To our knowledge, this is the first case-control study demonstrating the relationship between metabolic syndrome and occurrence of AP in Asian population. Our results showed that metabolic syndrome was a risk factor of AP. Among metabolic components, we revealed that the increased values of TC, TG, FPG and decreased values of Apo A were independently associated with AP.
Hyperglycemia has been considered to be associated with AP for decades[16]. However, only few studies have shown higher incidence rate of AP patients with hyperglycemia[17–20]. Our results revealed that hyperglycemia would lead to a 2.345-fold increased risk of AP. Moreover, Shih-Wei Lai et, al observed a significant reduction of AP risk if patients with T2DM received anti-diabetic treatment. This further supported a causal relationship between hyperglycemia and AP[20]. Although the exact mechanism between hyperglycemia and AP remains unclear, several underlying biological theories have been proposed. High plasma glucose enhances mitochondria oxidative stress by promoting the production of reactive oxygen species(ROS) and lipid oxidation through cytosolic Ca2+ accumulation[21–23]. Meanwhile, owing to the dysfunction of Beta cell and resultant hyperinsulinemia, the inhibitory hormone named somatostatin may lose its sensitivity to Beta cell, which may be an important factor to induce AP[24]. Moreover, insulin resistance, as a crucial pathophysiological factor of hyperglycemia, its involvement in AP development was reported. Various proinflammatory factors or cytokines were activated due to insulin resistance, including Nuclear factor κB (NF κB), Tumour necrosis factor α (TNF-α), amylin and interleukin-6, and these proinflammatory factors may be responsible for the initiation and progression of AP[25–29].
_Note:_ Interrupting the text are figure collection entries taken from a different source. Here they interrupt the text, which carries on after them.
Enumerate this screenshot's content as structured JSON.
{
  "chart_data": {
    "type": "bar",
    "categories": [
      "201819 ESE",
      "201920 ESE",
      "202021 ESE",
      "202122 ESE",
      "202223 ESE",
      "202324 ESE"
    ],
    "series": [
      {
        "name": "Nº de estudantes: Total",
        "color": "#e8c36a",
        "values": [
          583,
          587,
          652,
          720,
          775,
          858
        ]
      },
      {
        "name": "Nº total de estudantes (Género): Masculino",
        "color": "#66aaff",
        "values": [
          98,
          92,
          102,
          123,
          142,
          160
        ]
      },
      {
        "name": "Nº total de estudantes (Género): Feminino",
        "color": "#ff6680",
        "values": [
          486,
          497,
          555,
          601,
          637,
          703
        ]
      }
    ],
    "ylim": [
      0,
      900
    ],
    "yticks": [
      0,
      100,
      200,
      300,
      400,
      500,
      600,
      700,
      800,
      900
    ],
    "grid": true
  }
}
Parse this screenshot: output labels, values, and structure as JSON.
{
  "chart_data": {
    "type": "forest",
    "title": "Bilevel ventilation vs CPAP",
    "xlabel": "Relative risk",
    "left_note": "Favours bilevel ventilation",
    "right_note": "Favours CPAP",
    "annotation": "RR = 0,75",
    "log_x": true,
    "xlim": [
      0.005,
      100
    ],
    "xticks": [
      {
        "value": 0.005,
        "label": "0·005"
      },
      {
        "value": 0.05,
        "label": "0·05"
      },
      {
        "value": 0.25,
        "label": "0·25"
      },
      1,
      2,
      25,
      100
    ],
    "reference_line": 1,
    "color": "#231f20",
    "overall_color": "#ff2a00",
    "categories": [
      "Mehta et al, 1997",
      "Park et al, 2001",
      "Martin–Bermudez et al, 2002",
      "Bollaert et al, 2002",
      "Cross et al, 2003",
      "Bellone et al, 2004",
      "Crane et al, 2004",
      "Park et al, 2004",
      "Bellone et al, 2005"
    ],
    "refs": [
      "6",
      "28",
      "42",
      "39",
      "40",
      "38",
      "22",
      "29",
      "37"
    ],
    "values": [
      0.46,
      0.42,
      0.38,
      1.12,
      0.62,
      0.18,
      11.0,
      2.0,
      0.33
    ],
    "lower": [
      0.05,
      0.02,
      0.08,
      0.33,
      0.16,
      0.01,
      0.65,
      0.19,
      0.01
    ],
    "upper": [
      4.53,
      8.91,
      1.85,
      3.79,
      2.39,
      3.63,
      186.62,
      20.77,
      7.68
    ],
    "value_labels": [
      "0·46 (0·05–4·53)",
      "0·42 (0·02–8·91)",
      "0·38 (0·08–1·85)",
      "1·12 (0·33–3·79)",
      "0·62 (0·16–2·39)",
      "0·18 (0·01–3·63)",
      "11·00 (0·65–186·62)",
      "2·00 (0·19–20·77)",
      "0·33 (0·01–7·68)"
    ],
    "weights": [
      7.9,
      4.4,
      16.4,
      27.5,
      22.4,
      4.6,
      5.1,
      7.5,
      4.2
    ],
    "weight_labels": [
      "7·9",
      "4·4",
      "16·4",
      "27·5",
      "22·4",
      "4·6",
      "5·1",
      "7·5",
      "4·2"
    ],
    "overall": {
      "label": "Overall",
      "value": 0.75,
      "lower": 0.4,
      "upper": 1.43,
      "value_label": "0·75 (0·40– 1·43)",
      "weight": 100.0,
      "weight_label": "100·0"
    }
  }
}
It is well known that hypertriglyceridemia is associated with the morbidity and mortality of AP[30–32]. Our study showed TG had a 2.058-fold increased risk of AP compared to controls. Furthermore, we found that there were 1.831-fold increases and 0.247-fold decreases in risk associated with TC and Apo A, which demonstrated that atherogenic lipid profiles also participated in the development of AP. Triantafilou M et, al reported that cholesterol may trigger the inflammatory responses that could lead to chronic inflammation and insulin resistance via TLR4, and ultimately causes lysosomal damage, ROS generation and proinflammatory cytokines secretion[33, 34]. This theory may explain why acinar injury would be induced by hypercholesterolemia through inflammation response. Furthermore, as lipoprotein, HDL often opposes cholesterol accumulation and reduces inflammation by ATP-binding cassette transporter A1(ABCA1) pathway[35]. This ability may be impaired if Apo A is oxidized by macrophage myeloperoxidase (MPO). Shao B et, al reported the impaired function of HDL and Apo A in patients with atherosclerosis[36], which may be similar in AP. However, our results only showed that the value of Apo A was negatively associated with the incidence rate of AP while we did not observe the association between HDL and AP. Based on our present study, it is hard to tease out the exact role of HDL in AP. In future studies, it will be important to find out the exact function that HDL and Apo A exert in AP development.
Nowadays obesity is considered as a global pandemic which poses great threat to human health. Some studies have shown that obesity was positively correlated with severity of AP[37, 38, 12]. However, due to the paucity of studies between obesity and incidence of AP, their relationship has been a matter of dispute. Blomgren et al. found that the crude risk ratio (RR) between obesity and occurrence of AP was 1.8 (95% CI:1.3 to 2.6) while the author did not display the results after adjustment[39]. Contrary to previous beliefs, our current study did not find an association between BMI and AP (p = 0.186), which is consistent with a recent large scale prospective cohort study (RR = 1.02, 95%CI: 0.68 to 1.53)[40]. In animal model, obesity was shown related to an inflammatory status by secreting proinflammatory cytokines such as TNF and interleukin-6[41]. Moreover, the level of adiponectin, an anti-inflammatory cytokine, will be reduced under an obesity environment. Therefore, according to our results, we suppose that obesity may aggravate the severity of AP but is not enough to initiate the development of AP without other risk factors in a non-AP person.
Limitations of our study are as followings: (1) Our study is a retrospective hospital-based case-control study, which may inevitably produce selection bias, especially on control subjects. (2) Although we found strong association between metabolic syndrome components and AP, we did not evaluate the effect of treatment of each component on individual, which may have an impact on the results. Major strengths are as followings: (1) This is the first study to illustrate the association between metabolic syndrome and development of AP in Asian population. (2) Given the completeness of behavior and epidemiologic data, we can ensure the accuracy of clinical diagnosis and high quality of data and minimize the recall bias.